Celebrity’s Alaskan cruises, much like those of Princess, Holland American and others, combine a traditional seven-day cruise through Alaska’s scenic Inside Passage between Vancouver and Seward (near Anchorage), either north to south or vice-versa, with a five-day land “cruise” – ours was by glass-domed, luxury railroad coaches – from Fairbanks through Denali Park to Anchorage.
New Alaska Vacation Discoveries Daily
Most every day we have abundant free time for whale watching, kayaking, gold mining, sport fishing, glacier ventures by helicopter or floatplane, bike rides or hiking to glaciers, dogsled rides, glacial treks, fly fishing for salmon and trout, salmon bakes, canoeing among icebergs, wildlife cruises, photo safaris, glacier jet-boat expeditions, even canopy explorations by ATVs, not to mention just strolling around town.
And that was just for the first port, Juneau, home to 30,000, and most likely the only capital city in the US without roads in to or out of the city.
Not that there’s nothing to do at sea between ports.
Polychrome mountains, Denali National Park
Besides the usual orgy of cuisine – with its dawn to midnight delights and diet-breaking extravagances – sailing these waters just off the largest temperate rainforest left on earth is much like living surrounded by a very fancy IMAX screen. Whether on the decks taking sun or watching from the privacy of your stateroom’s balcony, every view is an eyeful of the picture-perfect postcard.
Unlike the nothing-but-water Caribbean cruises, you’re passing an ever-changing panorama of unspoiled beauty. Glacier-carved fjords and primeval virgin forests. Turn around and see eagles, working fishing boats, orcas, and humpback whales.
And it’s not like you’re rushed.
One morning our ship, Summit, hung out – carefully, as the captain must balance passengers’ desire for an up-close view and new career options – within several hundred yards of the 300-foot-high face of the blue and mighty Hubbard Glacier, just north of Skagway.
Surrounded by mini-icebergs, popping and hissing, recently calved to the sound of white thunder off the 90-mile long glacier’s face, we watched as the river of ice performed its awesome and unpredictable spectacle using an 18,000-foot high mountain range as the backdrop.
While Whitewater Rafting in Alaska, Hang On
Along the way, we made leisurely stops at Juneau, Skagway, Sitka, Seward, and the tiny Tlingit coastal village of Hoonah, Alaska. Russian-influenced Sitka – with its unique architecture, history, beauty, and typical Alaskan geniality – by itself is worth the price of the entire trip.
No way can 900 words here describe the abundance of magical moments that made up our 12-day Alaska tour. Here are three snapshots:
- While photographing from a 30-foot inflatable, six huge humpback whales got within mere feet of us, sing-songing squeaky greetings through an underwater mike. Such close-up encounters are not recommended for the faint of smell.

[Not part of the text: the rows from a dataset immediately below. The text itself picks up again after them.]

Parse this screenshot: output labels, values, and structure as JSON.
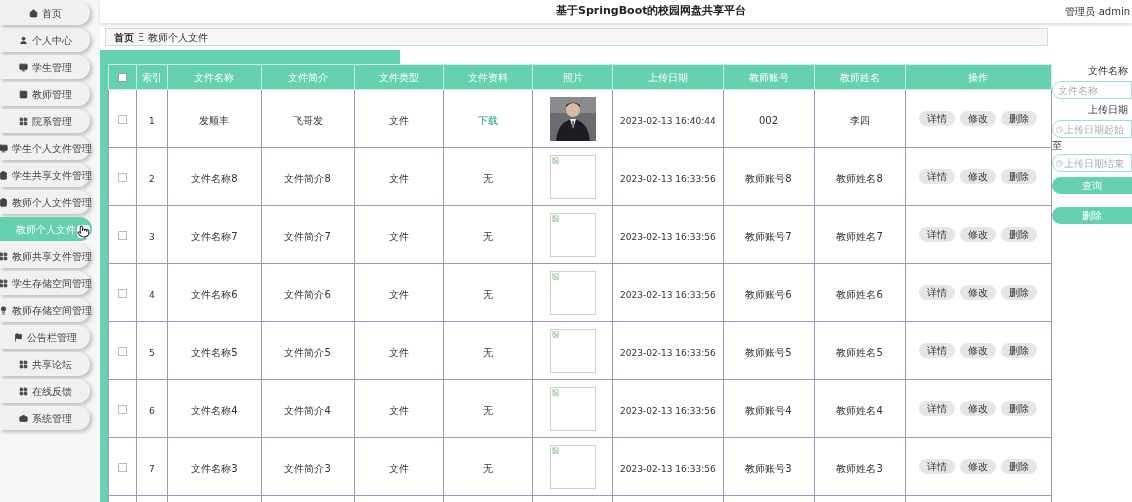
{
  "header": {
    "title": "基于SpringBoot的校园网盘共享平台",
    "user": "管理员 admin"
  },
  "sidebar": {
    "items": [
      {
        "label": "首页",
        "selected": false
      },
      {
        "label": "个人中心",
        "selected": false
      },
      {
        "label": "学生管理",
        "selected": false
      },
      {
        "label": "教师管理",
        "selected": false
      },
      {
        "label": "院系管理",
        "selected": false
      },
      {
        "label": "学生个人文件管理",
        "selected": false
      },
      {
        "label": "学生共享文件管理",
        "selected": false
      },
      {
        "label": "教师个人文件管理",
        "selected": false
      },
      {
        "label": "教师个人文件",
        "selected": true
      },
      {
        "label": "教师共享文件管理",
        "selected": false
      },
      {
        "label": "学生存储空间管理",
        "selected": false
      },
      {
        "label": "教师存储空间管理",
        "selected": false
      },
      {
        "label": "公告栏管理",
        "selected": false
      },
      {
        "label": "共享论坛",
        "selected": false
      },
      {
        "label": "在线反馈",
        "selected": false
      },
      {
        "label": "系统管理",
        "selected": false
      }
    ]
  },
  "breadcrumb": {
    "home": "首页",
    "separator": "Ξ",
    "current": "教师个人文件"
  },
  "table": {
    "all_checked": false,
    "columns": [
      "索引",
      "文件名称",
      "文件简介",
      "文件类型",
      "文件资料",
      "照片",
      "上传日期",
      "教师账号",
      "教师姓名",
      "操作"
    ],
    "rows": [
      {
        "checked": false,
        "index": "1",
        "name": "发顺丰",
        "intro": "飞哥发",
        "type": "文件",
        "file": {
          "kind": "link",
          "text": "下载"
        },
        "date": "2023-02-13 16:40:44",
        "account": "002",
        "teacher": "李四",
        "actions": [
          "详情",
          "修改",
          "删除"
        ]
      },
      {
        "checked": false,
        "index": "2",
        "name": "文件名称8",
        "intro": "文件简介8",
        "type": "文件",
        "file": {
          "kind": "text",
          "text": "无"
        },
        "photo": {
          "kind": "broken"
        },
        "date": "2023-02-13 16:33:56",
        "account": "教师账号8",
        "teacher": "教师姓名8",
        "actions": [
          "详情",
          "修改",
          "删除"
        ]
      },
      {
        "checked": false,
        "index": "3",
        "name": "文件名称7",
        "intro": "文件简介7",
        "type": "文件",
        "file": {
          "kind": "text",
          "text": "无"
        },
        "photo": {
          "kind": "broken"
        },
        "date": "2023-02-13 16:33:56",
        "account": "教师账号7",
        "teacher": "教师姓名7",
        "actions": [
          "详情",
          "修改",
          "删除"
        ]
      },
      {
        "checked": false,
        "index": "4",
        "name": "文件名称6",
        "intro": "文件简介6",
        "type": "文件",
        "file": {
          "kind": "text",
          "text": "无"
        },
        "photo": {
          "kind": "broken"
        },
        "date": "2023-02-13 16:33:56",
        "account": "教师账号6",
        "teacher": "教师姓名6",
        "actions": [
          "详情",
          "修改",
          "删除"
        ]
      },
      {
        "checked": false,
        "index": "5",
        "name": "文件名称5",
        "intro": "文件简介5",
        "type": "文件",
        "file": {
          "kind": "text",
          "text": "无"
        },
        "photo": {
          "kind": "broken"
        },
        "date": "2023-02-13 16:33:56",
        "account": "教师账号5",
        "teacher": "教师姓名5",
        "actions": [
          "详情",
          "修改",
          "删除"
        ]
      },
      {
        "checked": false,
        "index": "6",
        "name": "文件名称4",
        "intro": "文件简介4",
        "type": "文件",
        "file": {
          "kind": "text",
          "text": "无"
        },
        "photo": {
          "kind": "broken"
        },
        "date": "2023-02-13 16:33:56",
        "account": "教师账号4",
        "teacher": "教师姓名4",
        "actions": [
          "详情",
          "修改",
          "删除"
        ]
      },
      {
        "checked": false,
        "index": "7",
        "name": "文件名称3",
        "intro": "文件简介3",
        "type": "文件",
        "file": {
          "kind": "text",
          "text": "无"
        },
        "photo": {
          "kind": "broken"
        },
        "date": "2023-02-13 16:33:56",
        "account": "教师账号3",
        "teacher": "教师姓名3",
        "actions": [
          "详情",
          "修改",
          "删除"
        ]
      }
    ]
  },
  "search": {
    "name_label": "文件名称",
    "name_placeholder": "文件名称",
    "date_label": "上传日期",
    "start_placeholder": "上传日期起始",
    "to": "至",
    "end_placeholder": "上传日期结束",
    "buttons": [
      "查询",
      "删除"
    ]
  }
}
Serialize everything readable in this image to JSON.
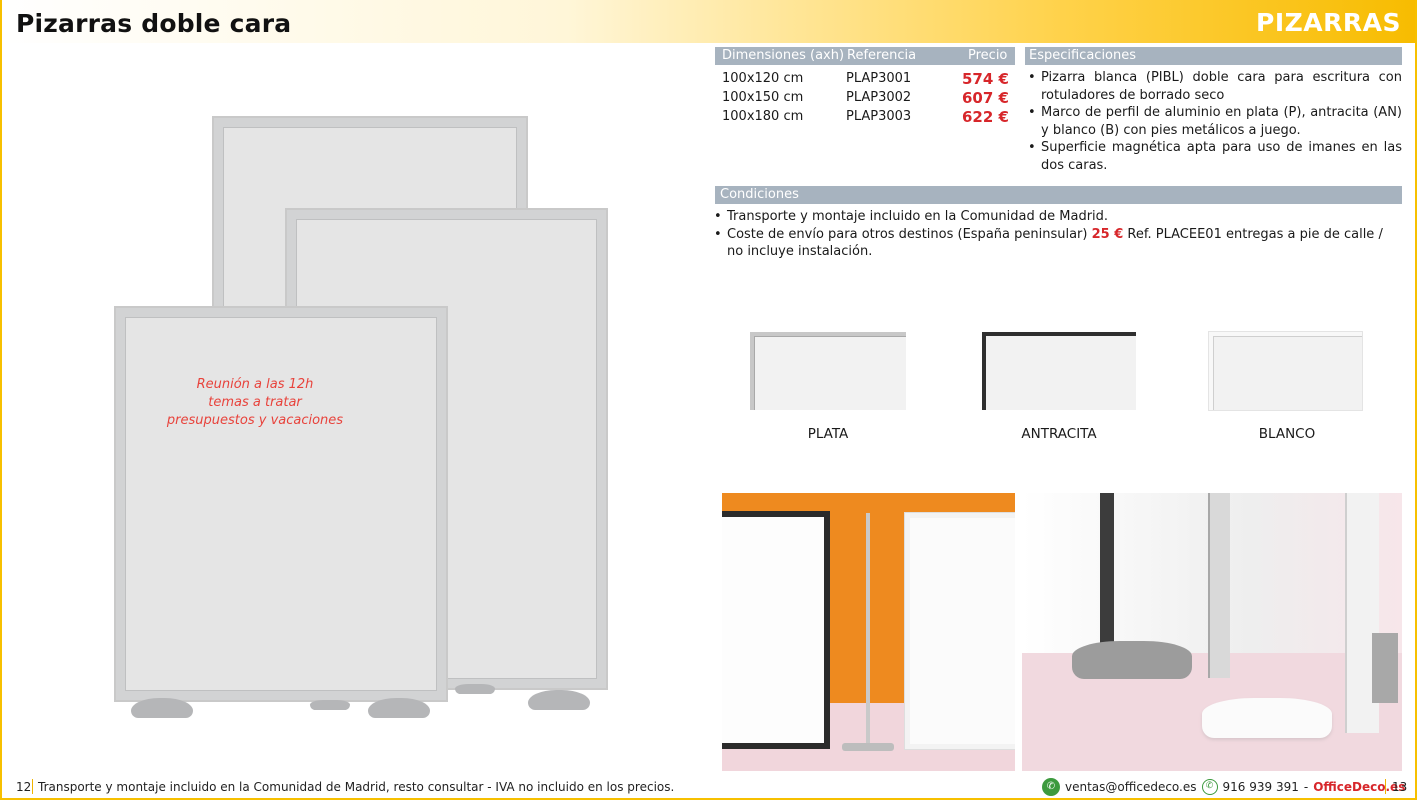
{
  "header": {
    "title": "Pizarras doble cara",
    "section": "PIZARRAS"
  },
  "illustration": {
    "board_text": [
      "Reunión a las 12h",
      "temas a tratar",
      "presupuestos y vacaciones"
    ]
  },
  "dimensions_table": {
    "headers": {
      "dim": "Dimensiones (axh)",
      "ref": "Referencia",
      "price": "Precio"
    },
    "rows": [
      {
        "dim": "100x120 cm",
        "ref": "PLAP3001",
        "price": "574 €"
      },
      {
        "dim": "100x150 cm",
        "ref": "PLAP3002",
        "price": "607 €"
      },
      {
        "dim": "100x180 cm",
        "ref": "PLAP3003",
        "price": "622 €"
      }
    ]
  },
  "specifications": {
    "heading": "Especificaciones",
    "items": [
      "Pizarra blanca (PIBL) doble cara para escritura con rotuladores de borrado seco",
      "Marco de perfil de aluminio en plata (P), antracita (AN) y blanco (B) con pies metálicos a juego.",
      "Superficie magnética apta para uso de imanes en las dos caras."
    ]
  },
  "conditions": {
    "heading": "Condiciones",
    "item1": "Transporte y montaje incluido en la Comunidad de Madrid.",
    "item2_before": "Coste de envío para otros destinos (España peninsular) ",
    "item2_price": "25 €",
    "item2_after": " Ref. PLACEE01 entregas a pie de calle / no incluye instalación."
  },
  "finishes": [
    {
      "label": "PLATA",
      "frame_color": "#c8c8c8"
    },
    {
      "label": "ANTRACITA",
      "frame_color": "#2f2f2f"
    },
    {
      "label": "BLANCO",
      "frame_color": "#f4f4f4"
    }
  ],
  "footer": {
    "page_left": "12",
    "note": "Transporte y montaje incluido en la Comunidad de Madrid, resto consultar - IVA no incluido en los precios.",
    "email": "ventas@officedeco.es",
    "phone": "916 939 391",
    "dash": "-",
    "brand": "OfficeDeco.es",
    "page_right": "13"
  },
  "colors": {
    "accent": "#f7c000",
    "price_red": "#d7262a",
    "table_header": "#a7b3bf"
  }
}
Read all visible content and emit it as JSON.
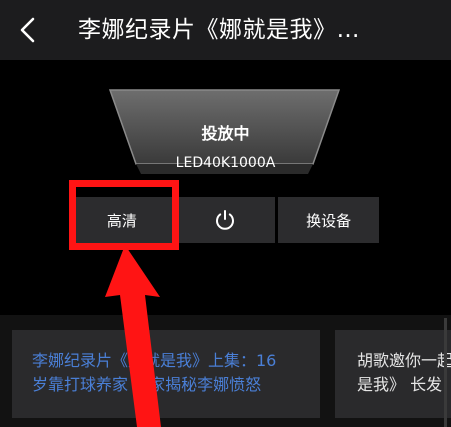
{
  "header": {
    "title": "李娜纪录片《娜就是我》…",
    "back_icon": "chevron-left-icon"
  },
  "cast": {
    "status": "投放中",
    "device_name": "LED40K1000A",
    "buttons": {
      "hd_label": "高清",
      "power_icon": "power-icon",
      "switch_label": "换设备"
    }
  },
  "videos": [
    {
      "title_line1": "李娜纪录片《娜就是我》上集：16",
      "title_line2": "岁靠打球养家 独家揭秘李娜愤怒"
    },
    {
      "title_line1": "胡歌邀你一起",
      "title_line2": "是我》 长发"
    }
  ],
  "colors": {
    "background": "#000000",
    "header": "#1c1c1e",
    "button": "#2c2c2e",
    "highlight": "#ff1414",
    "link_text": "#4a7fd6"
  }
}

- In Denali National Park, a wild place larger than Massachusetts – often called “America’s Serengeti,” Carolyn thought that she’d lost me as we whitewater rafted for our first time. No paddling required. You simply hang on and enjoy the ride and occasional glimpse of moose and eagle. I’d forgotten the “hang on” part.
- Everywhere we saw wildflowers, big as your head during a hangover, and twice as colorful. This is the land of 100-pound cabbages, remember. And with almost 24/7 summer sunshine, everything grows big as the state itself.